Andy Warhol launched a thousand art careers, but none, perhaps, as quickly or as quirky as that of Richard Pettibone. In the mid-1960s, Pettibone began making tiny copies of Warhol’s paintings—in some cases, soon after Andy completed them. This timely retrospective of the now 80-year-old artist includes Lilliputian replicas of several of the same works that are currently on view at the Whitney’s Warhol extravaganza. Among them are Pettibone’s 20 versions of Warhol’s flowers in various color combinations, all a bit larger than six inches square and painted in 1965, a year after the originals. Dollhouse versions of Marilyn, Elvis, Jackie and electric chairs also appear, as well as an entire room given over to five different cloned sets of Warhol’s Campbell’s Soup Cans.
Pettibone miniaturized works by other artists, too, including Roy Lichtenstein, Frank Stella and Ed Ruscha, often painting them at the same size as their reproductions in magazines, which he used as models. In a way, his dogged insistence on duplicating images taken from the media, and on repeating pictures in an ostensibly unlimited series, makes him an exemplary Pop artist. His handmade renderings of other people’s art have always been read as pointed jokes, though it has never been exactly clear who or what they are parodying.
Long considered a precursor to theory-minded appropriation artists from the 1980s, such as Sherrie Levine, Pettibone couples his specific choices of subjects with impeccable scale-model craftsmanship, giving him the whiff of an obsessive archivist or eccentric hobbyist. Yet, as this survey takes great pains to point out, he tempers his direct sampling with mash-ups, revealing his acts of image theft as part of a larger pattern of theme and variation. Four 2009 copies of Lichtenstein’s Seductive Girl (1964) change the color of the background and subject’s hair as if Pettibone were working out a chromatic problem of his own. A larger, irregularly shaped canvas from 1971 resulted from abutting two other Lichtenstein women of slightly differing sizes with a much smaller Warhol of Jackie at JFK’s funeral, inset at an angle as if the whole thing were a collage. What Warhol’s grieving First Lady might have to do with Lichtenstein’s cartoon babes is anyone’s guess, except to say that they all occupy space in Pettibone’s feverishly recombinant imagination.

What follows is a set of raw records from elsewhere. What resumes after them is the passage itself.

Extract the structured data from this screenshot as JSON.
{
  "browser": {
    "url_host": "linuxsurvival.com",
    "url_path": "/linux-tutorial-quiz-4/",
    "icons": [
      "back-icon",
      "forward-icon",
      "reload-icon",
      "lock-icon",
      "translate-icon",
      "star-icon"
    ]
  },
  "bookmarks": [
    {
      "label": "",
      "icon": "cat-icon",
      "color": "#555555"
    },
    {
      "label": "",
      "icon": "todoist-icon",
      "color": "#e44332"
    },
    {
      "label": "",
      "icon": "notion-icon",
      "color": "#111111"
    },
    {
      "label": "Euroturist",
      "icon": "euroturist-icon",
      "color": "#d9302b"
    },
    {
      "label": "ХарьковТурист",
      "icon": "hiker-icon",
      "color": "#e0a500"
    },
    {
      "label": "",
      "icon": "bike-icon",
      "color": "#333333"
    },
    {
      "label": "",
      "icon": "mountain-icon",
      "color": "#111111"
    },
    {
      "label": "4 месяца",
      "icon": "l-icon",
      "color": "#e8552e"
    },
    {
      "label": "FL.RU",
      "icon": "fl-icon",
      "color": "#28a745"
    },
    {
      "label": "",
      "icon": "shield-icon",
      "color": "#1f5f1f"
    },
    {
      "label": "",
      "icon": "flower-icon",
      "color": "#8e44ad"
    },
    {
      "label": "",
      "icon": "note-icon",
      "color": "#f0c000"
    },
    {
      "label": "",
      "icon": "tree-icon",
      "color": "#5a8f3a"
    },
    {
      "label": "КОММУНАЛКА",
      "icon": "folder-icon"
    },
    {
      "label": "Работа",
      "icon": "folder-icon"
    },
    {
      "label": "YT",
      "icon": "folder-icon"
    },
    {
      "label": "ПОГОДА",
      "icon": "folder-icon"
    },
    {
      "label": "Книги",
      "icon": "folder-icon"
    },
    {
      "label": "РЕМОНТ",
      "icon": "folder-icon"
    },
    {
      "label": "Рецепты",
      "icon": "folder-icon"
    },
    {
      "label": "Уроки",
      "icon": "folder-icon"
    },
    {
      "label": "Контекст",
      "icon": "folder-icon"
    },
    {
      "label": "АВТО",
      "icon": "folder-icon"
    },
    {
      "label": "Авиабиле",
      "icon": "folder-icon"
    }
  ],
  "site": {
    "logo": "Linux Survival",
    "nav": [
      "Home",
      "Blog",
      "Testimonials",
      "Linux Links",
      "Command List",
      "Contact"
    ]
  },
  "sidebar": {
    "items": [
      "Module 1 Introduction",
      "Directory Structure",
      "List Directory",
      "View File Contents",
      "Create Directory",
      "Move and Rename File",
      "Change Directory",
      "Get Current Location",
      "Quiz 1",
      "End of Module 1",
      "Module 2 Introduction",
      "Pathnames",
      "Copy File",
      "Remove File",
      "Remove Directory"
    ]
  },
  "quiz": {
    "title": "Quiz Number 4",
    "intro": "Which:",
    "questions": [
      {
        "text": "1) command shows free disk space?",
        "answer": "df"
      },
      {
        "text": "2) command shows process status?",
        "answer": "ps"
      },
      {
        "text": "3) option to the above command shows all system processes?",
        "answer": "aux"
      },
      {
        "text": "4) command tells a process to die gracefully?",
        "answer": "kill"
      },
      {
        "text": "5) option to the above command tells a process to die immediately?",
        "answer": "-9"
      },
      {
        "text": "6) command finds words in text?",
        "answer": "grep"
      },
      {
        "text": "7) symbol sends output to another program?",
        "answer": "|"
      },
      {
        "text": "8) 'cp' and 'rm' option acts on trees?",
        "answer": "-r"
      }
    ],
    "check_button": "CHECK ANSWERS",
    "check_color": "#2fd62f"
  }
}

Other collage-like works are similarly hermetic, though a kind of satisfying conceptual logic does dictate the photo-realist juxtapositions of a Formula One Ferrari with Ingres’s famed Odalisque of 1814, a prime example of the so-called grandes machines tradition of academic salon painting. Elsewhere, a wall filled with self-portraits, both representational and symbolic, begins and ends with doubles of works by Marcel Duchamp.
Still, it is Pettibone’s paintings of sculptures (or, rather, paintings of photographs of sculptures) by Warhol, Duchamp and Picasso, as well as actual wood-carved facsimiles of Brancusi’s Endless Column, that truly reveal Pettibone’s sensibility: Their diminutive scale and meticulous fabrication makes them feel somehow distant, as if seen from far away or recalled in memory. They suggest an attempt, almost romantic in its yearning, to grasp something just out of reach and to preserve it, like a seed bank, for the future.